All of this came after the county announced in March 2020 it was releasing some inmates to cut down on crowding in the jails during the pandemic. It reduced its jail population from 17,000 to 12,000 since the outbreak. As of May 11, 2020, some 4,600 prisoners and detainees remained quarantined, including 2,000 at the Castaic facility where the video was shot. The footage was discovered when staff began looking at whether prisoners were practicing social distancing and wearing their masks.

“Lo and behold, we stumbled across footage that was very troubling to us,” said Bruce Chase, the assistant sheriff in charge of custody.

At the time the video was made, only those exhibiting symptoms – such as a fever – were tested for the coronavirus, which is spread person-to-person and causes COVID-19. Sheriff Villanueva said he’s considering criminal charges for those suspected of trying to intentionally catch the disease.

“I think their behavior is what convicts them,” he said.

“The bigger question is, what were they all doing in that room in the first place?” said Lex Steppling, director of campaigns and finance for Dignity and Power Now, a prisoner support group.

According to Steppling, social distancing would not have been possible in the room pictured in the video. A class-action lawsuit filed against the county in April 2020 accuses the sheriff of failing to provide inmates adequate social distancing measures or testing to fight the spread of the coronavirus. Activist Patrisse Cullors, who is lead plaintiff in the lawsuit, also complained of insufficient hand-washing supplies at county jails and said that Sheriff Villanueva was attempting “to demonize incarcerated people” to explain the explosion of COVID-19 cases.
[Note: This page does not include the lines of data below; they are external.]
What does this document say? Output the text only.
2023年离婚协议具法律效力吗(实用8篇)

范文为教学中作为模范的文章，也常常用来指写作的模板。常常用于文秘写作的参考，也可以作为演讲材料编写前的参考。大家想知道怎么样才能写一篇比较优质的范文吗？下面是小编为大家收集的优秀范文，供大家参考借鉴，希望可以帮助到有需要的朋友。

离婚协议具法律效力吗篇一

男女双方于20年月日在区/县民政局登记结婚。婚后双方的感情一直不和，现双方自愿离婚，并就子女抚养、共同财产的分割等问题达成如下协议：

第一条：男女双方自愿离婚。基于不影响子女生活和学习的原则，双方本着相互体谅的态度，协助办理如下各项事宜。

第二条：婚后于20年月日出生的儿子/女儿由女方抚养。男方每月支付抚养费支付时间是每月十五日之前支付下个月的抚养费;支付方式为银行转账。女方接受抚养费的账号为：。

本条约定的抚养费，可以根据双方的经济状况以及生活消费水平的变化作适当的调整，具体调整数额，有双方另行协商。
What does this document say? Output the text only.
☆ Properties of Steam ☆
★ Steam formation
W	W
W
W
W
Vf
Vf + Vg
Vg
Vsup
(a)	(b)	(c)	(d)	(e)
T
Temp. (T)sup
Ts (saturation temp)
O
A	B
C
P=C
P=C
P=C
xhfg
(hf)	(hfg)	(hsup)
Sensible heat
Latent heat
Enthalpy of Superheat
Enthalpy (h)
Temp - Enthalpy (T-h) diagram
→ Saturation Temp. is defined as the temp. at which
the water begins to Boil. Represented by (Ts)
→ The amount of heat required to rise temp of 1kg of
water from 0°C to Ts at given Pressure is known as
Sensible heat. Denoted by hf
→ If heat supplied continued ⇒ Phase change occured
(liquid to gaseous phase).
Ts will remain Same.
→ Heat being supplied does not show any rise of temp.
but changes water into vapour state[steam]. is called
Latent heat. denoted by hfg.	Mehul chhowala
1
In May 2020, contact tracing of inmates testing positive for the disease at Wisconsin’s Dane County Jail led officials there to determine that one had intentionally concealed his symptoms, resulting in at least 32 other infections. The jail has recorded a total of 37 positive COVID-19 tests so far, and another 34 prisoners and detainees remain quarantined because they were exposed to someone who tested positive.